— Точно, — кивнул парень и повторил окончание пароля: — С окнами на улицу.
Продолжая улыбаться, он словно светился радостью.
«Чего лыбится? — с раздражением подумал Никифоров. — Знал бы, что не пройдет и часа, как перед офицерьем предстанет, — не стал бы зубы скалить».
— Так, говорю, сам в тесноте живу, к тому же у чужих людей..
— Здравствуйте! — сказал парень.
Перед тем как подать гостю руку, Никифоров вытер повлажневшую ладонь о рубаху.
— Как добрался?
— С приключениями. Дважды проверяли документы.
— И как?
— Обошлось, как видите. А на передовой под перестрелку попал.

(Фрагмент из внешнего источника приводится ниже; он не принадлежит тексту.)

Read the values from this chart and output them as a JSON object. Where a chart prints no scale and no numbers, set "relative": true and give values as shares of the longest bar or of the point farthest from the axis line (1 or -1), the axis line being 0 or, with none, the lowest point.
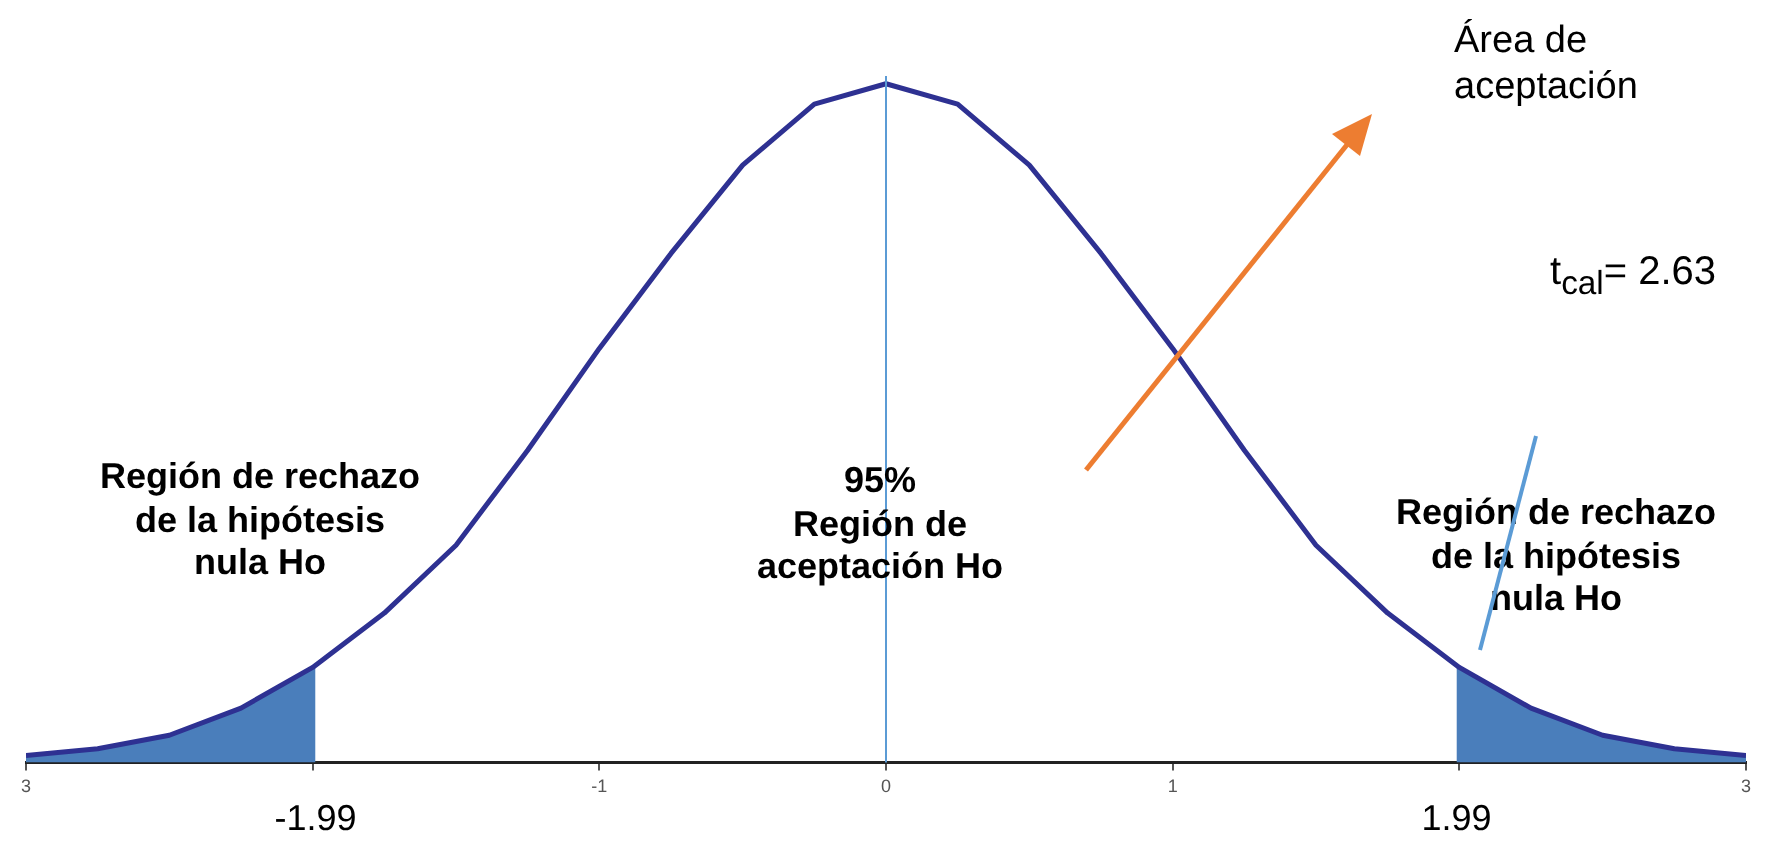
{
  "chart_data": {
    "type": "line",
    "relative": true,
    "marker": "none",
    "grid": false,
    "legend": false,
    "tick_labels": "x",
    "x": [
      -3,
      -2.75,
      -2.5,
      -2.25,
      -2,
      -1.75,
      -1.5,
      -1.25,
      -1,
      -0.75,
      -0.5,
      -0.25,
      0,
      0.25,
      0.5,
      0.75,
      1,
      1.25,
      1.5,
      1.75,
      2,
      2.25,
      2.5,
      2.75,
      3
    ],
    "xlim": [
      -3,
      3
    ],
    "xticks": [
      {
        "value": -3,
        "label": "3"
      },
      {
        "value": -2,
        "label": null
      },
      {
        "value": -1,
        "label": "-1"
      },
      0,
      1,
      {
        "value": 2,
        "label": null
      },
      3
    ],
    "series": [
      {
        "type": "line",
        "color": "#2e3192",
        "values": [
          0.01,
          0.02,
          0.04,
          0.08,
          0.14,
          0.22,
          0.32,
          0.46,
          0.61,
          0.75,
          0.88,
          0.97,
          1,
          0.97,
          0.88,
          0.75,
          0.61,
          0.46,
          0.32,
          0.22,
          0.14,
          0.08,
          0.04,
          0.02,
          0.01
        ]
      },
      {
        "type": "area",
        "color": "#4a7ebb",
        "x": [
          -3,
          -2.75,
          -2.5,
          -2.25,
          -1.99
        ],
        "values": [
          0.01,
          0.02,
          0.04,
          0.08,
          0.14
        ]
      },
      {
        "type": "area",
        "color": "#4a7ebb",
        "x": [
          1.99,
          2.25,
          2.5,
          2.75,
          3
        ],
        "values": [
          0.14,
          0.08,
          0.04,
          0.02,
          0.01
        ]
      }
    ],
    "ref_lines": [
      {
        "axis": "x",
        "value": 0,
        "color": "#5b9bd5"
      }
    ],
    "annotations": [
      "Área de\naceptación",
      "t$_{cal}$= 2.63",
      "Región de rechazo\nde la hipótesis\nnula Ho",
      "95%\nRegión de\naceptación Ho",
      "Región de rechazo\nde la hipótesis\nnula Ho",
      {
        "text": "-1.99",
        "x": -1.99,
        "y": 0
      },
      {
        "text": "1.99",
        "x": 1.99,
        "y": 0
      }
    ]
  }
}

Чуть не изрешетили.
— Голодный небось?
— Не без того.
— Сейчас накормлю.
Никифоров прошел на кухню и, запоздало вспомнив о сигнале, который должен был непременно подать при появлении на большевистской явке курьера красных, задернул на окне занавеску. Теперь неусыпно наблюдающие за домом сотрудники контрразведки будут ждать выхода парня, который, сам того не ведая, приведет к тому, к кому направлен на встречу.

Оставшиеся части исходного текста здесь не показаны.